I’d like to think it was just the latter, and that if the Scottish Government were to work harder with communities, we might be able to move towards some valuable marine protection, working from the bottom up.

But at the same time, I also think there is a bigger problem we are facing when it comes to both climate change and biodiversity-oriented policy – and this is that the speed of change that scientists are telling us we need to act with is such that it invites top-down policies, bans, restrictions, lines drawn on maps, of the type which are deeply unpalatable to most people.

And also, part of the problem is that we are a small country with many people living here. That might seem a strange thing to say of Scotland, with its wild spaces - and particularly so if you live in remote coastal areas - but we are. We have around 70 people per km2, far less than, say, the United States (around 37 per km2) or Russia (9 per km2).

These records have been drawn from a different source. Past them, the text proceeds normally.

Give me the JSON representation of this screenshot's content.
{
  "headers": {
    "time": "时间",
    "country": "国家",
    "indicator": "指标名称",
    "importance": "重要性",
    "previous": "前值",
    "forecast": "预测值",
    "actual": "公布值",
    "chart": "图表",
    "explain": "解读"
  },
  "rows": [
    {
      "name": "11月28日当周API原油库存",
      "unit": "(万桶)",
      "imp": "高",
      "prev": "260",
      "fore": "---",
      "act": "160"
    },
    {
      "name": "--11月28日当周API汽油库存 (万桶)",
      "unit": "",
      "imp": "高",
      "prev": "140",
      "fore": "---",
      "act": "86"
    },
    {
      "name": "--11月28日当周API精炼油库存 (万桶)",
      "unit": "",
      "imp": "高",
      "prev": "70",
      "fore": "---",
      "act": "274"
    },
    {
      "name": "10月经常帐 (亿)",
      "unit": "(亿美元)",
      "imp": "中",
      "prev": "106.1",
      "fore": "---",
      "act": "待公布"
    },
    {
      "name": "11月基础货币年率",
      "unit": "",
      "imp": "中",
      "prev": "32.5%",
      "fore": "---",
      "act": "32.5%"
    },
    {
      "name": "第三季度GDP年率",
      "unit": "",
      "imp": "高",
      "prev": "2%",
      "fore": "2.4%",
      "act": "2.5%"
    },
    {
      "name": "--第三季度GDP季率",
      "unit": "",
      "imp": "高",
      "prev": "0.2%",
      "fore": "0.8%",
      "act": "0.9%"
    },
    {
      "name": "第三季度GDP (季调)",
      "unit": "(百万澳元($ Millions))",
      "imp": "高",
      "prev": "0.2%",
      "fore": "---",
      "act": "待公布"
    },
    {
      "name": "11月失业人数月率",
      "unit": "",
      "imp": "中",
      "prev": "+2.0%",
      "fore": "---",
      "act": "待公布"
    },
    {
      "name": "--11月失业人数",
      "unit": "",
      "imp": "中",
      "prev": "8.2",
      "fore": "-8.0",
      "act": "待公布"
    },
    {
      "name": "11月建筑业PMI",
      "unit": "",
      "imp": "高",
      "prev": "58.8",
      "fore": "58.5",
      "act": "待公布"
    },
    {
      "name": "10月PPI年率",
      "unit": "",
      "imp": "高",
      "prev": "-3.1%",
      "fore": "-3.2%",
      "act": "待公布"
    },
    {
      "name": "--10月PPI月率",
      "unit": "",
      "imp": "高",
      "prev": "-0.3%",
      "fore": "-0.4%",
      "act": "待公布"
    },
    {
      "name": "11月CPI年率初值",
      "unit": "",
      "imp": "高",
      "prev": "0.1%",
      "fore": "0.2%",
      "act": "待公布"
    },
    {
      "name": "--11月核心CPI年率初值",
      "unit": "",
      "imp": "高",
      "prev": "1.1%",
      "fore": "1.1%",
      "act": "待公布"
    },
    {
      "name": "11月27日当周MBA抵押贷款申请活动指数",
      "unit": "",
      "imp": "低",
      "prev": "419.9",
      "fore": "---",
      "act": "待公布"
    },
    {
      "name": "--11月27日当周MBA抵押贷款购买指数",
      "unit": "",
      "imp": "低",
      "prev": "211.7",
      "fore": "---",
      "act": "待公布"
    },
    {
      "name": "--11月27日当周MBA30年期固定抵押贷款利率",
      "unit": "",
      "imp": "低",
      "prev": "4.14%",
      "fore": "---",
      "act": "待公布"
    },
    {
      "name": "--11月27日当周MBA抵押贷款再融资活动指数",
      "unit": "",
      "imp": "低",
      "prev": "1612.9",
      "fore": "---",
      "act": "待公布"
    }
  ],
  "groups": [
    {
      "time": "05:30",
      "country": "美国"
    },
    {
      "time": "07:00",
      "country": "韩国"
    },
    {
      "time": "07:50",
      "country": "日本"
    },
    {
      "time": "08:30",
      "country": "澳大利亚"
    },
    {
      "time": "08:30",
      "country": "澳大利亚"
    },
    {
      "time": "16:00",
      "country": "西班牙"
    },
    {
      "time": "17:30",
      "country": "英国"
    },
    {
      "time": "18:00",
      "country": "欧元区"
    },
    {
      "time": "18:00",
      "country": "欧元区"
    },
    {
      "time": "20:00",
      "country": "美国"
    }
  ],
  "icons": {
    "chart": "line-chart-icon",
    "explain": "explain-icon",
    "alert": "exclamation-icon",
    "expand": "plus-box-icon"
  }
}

That means it’s hard to protect nature and not impact on people and their current livelihoods – and also hard to do so whilst also creating energy and food. Hence, it’s likely that while highly protected marine areas are thought to be a highly effective type of protection because of their simplicity, we are going to need to look at something more sophisticated. Rather than ban all aquaculture and fishing from our MPAs, for instance, we may need to consider seaweed farming, or permitting low-impact fishing methods, as some conservation groups advocate.

READ MORE: Life after dredge. Saving our seabeds the Norwegian økosystem way.

But right now it seems like practically everyone, except, perhaps, for Skippinish, is feeling not listened to, from fishing bodies to communities. Even conservation groups like Our Seas and Open Seas, which has long campaigned for a 3-mile limit, are feeling unheard.

What would happen if government did start to listen and if the change came from those that live by and off the sea? What if the groups that were already creating change were properly supported? Would they even agree?

Would there be change, and at the rate needed? 

Perhaps. And perhaps we will also all ditch our cars and voluntarily create low traffic neighbourhoods or open and go to refill bottle shops. 

But the problem is I have my doubts, and these relate to a key problem in green and climate policy. No one wants anything imposed on them - but grassroots by grassroots, community by community, Lamlash Bay by Lamlash Bay, will we create change at anything like the speed necessary?